While its key interest rate is expected to stay at 0.25% this year, some analysts predict a rise in the second half of 2022. The central bank meanwhile appears to be in no hurry to taper its NZ$100 billion ($72 billion) QE programme.
9/ JAPAN
The BOJ pledged last week to maintain stimulus using yield target control and via bonds and equity purchases.
It has been accused of “stealth tapering” because its bond-buying has slowed since yield curve control (YCC) was adopted in 2016, though purchases have picked up slightly in the past year.

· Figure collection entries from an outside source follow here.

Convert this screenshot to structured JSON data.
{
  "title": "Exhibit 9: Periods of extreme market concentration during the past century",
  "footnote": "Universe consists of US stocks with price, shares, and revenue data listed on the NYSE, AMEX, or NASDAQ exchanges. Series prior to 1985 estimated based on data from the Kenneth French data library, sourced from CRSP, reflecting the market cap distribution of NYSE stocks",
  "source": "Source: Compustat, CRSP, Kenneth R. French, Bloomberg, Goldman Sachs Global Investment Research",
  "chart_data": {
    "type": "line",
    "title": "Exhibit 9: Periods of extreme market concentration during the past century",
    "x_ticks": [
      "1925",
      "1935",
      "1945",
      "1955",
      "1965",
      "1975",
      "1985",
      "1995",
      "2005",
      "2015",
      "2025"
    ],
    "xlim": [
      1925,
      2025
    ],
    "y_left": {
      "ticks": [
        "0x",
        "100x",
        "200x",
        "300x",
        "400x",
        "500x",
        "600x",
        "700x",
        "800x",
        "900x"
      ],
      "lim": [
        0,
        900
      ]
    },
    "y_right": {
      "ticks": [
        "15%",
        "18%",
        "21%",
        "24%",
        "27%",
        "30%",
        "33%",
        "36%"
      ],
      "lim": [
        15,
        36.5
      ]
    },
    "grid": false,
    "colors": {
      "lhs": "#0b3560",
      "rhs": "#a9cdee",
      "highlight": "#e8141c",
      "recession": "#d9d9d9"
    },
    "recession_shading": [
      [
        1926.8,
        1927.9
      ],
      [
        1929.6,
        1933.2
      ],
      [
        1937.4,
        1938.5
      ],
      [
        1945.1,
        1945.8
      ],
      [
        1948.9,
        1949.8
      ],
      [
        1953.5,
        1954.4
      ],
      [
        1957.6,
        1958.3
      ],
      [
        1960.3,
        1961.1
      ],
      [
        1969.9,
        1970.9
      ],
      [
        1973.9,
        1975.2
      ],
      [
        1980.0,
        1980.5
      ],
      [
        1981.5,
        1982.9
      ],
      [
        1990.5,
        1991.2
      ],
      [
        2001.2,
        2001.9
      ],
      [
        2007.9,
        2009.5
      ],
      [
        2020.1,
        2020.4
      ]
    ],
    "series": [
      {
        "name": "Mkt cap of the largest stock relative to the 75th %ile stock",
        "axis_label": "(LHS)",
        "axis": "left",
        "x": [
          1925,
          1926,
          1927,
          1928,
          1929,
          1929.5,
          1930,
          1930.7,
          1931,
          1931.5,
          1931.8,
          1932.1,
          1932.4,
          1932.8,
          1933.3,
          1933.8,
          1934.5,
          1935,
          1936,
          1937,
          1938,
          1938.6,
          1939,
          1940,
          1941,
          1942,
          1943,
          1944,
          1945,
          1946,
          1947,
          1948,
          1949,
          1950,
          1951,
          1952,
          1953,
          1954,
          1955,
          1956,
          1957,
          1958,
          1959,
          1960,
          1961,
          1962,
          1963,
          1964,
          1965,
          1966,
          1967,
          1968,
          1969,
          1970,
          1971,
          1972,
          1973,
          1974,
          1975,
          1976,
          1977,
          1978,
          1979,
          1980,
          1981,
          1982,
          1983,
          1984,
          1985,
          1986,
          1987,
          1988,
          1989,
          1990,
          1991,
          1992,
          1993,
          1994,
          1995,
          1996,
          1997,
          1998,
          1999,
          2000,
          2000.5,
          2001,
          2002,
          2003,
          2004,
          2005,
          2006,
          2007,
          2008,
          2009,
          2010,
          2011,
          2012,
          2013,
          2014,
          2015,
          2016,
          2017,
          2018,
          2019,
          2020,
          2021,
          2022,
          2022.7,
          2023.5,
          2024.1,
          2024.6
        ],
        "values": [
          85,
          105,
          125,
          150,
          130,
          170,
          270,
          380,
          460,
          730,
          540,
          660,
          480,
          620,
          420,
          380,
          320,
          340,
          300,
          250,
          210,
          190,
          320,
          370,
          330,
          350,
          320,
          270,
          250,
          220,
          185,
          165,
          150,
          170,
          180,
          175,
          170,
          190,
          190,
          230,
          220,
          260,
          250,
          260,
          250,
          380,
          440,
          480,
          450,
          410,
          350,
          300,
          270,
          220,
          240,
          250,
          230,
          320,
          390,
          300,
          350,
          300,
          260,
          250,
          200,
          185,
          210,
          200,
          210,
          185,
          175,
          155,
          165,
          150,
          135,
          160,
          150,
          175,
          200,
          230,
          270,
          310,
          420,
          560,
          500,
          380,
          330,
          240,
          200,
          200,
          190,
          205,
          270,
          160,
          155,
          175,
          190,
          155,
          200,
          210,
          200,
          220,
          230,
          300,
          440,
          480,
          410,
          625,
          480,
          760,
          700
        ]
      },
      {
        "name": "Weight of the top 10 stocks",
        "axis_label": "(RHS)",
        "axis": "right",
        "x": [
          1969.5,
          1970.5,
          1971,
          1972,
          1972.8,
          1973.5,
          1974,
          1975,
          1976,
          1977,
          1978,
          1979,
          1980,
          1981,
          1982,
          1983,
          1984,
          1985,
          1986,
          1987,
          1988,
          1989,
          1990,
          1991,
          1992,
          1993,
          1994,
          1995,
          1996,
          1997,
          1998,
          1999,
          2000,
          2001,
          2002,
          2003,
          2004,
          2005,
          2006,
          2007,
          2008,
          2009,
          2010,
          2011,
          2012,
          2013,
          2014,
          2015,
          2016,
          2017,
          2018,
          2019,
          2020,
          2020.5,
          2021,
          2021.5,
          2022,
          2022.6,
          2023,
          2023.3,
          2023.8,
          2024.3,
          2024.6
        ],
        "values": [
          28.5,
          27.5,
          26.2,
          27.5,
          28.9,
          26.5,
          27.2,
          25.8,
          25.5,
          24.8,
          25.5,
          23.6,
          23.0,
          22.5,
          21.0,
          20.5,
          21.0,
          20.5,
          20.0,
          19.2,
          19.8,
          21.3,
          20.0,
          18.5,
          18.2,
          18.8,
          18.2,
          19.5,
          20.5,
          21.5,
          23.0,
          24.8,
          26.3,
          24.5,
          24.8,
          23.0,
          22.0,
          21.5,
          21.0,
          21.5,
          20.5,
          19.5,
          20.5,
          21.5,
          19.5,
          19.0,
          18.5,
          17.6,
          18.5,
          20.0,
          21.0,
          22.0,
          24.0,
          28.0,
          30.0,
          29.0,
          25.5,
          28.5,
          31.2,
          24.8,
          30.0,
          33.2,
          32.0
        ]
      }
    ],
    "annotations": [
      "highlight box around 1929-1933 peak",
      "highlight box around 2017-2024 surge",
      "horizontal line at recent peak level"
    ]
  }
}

In March, they were about 22.2 trillion yen ($204 billion)above levels a year ago. But that’s still a quarter of the 81.96 trillion yen year-on-year increase in August 2016, just before YCC came in.
For a graphic on BOJ steadily ‘stealth’ tapering its JGB buying:
https://graphics.reuters.com/GLOBAL-CENTRALBANKS/TAPER/bdwpkbmllvm/chart.png
10/ SWITZERLAND
The Swiss National Bank does not intervene in domestic bond markets, instead capping the Swiss franc through interventions which came to nearly 110 billion francs ($120 billion) in 2020. The proceeds are used to purchase foreign bonds and equities.
The SNB shows no signs of departing from its interventionist policy; its chairman Thomas Jordan said last week that negative rates and a readiness to intervene in currency markets remain “essential”.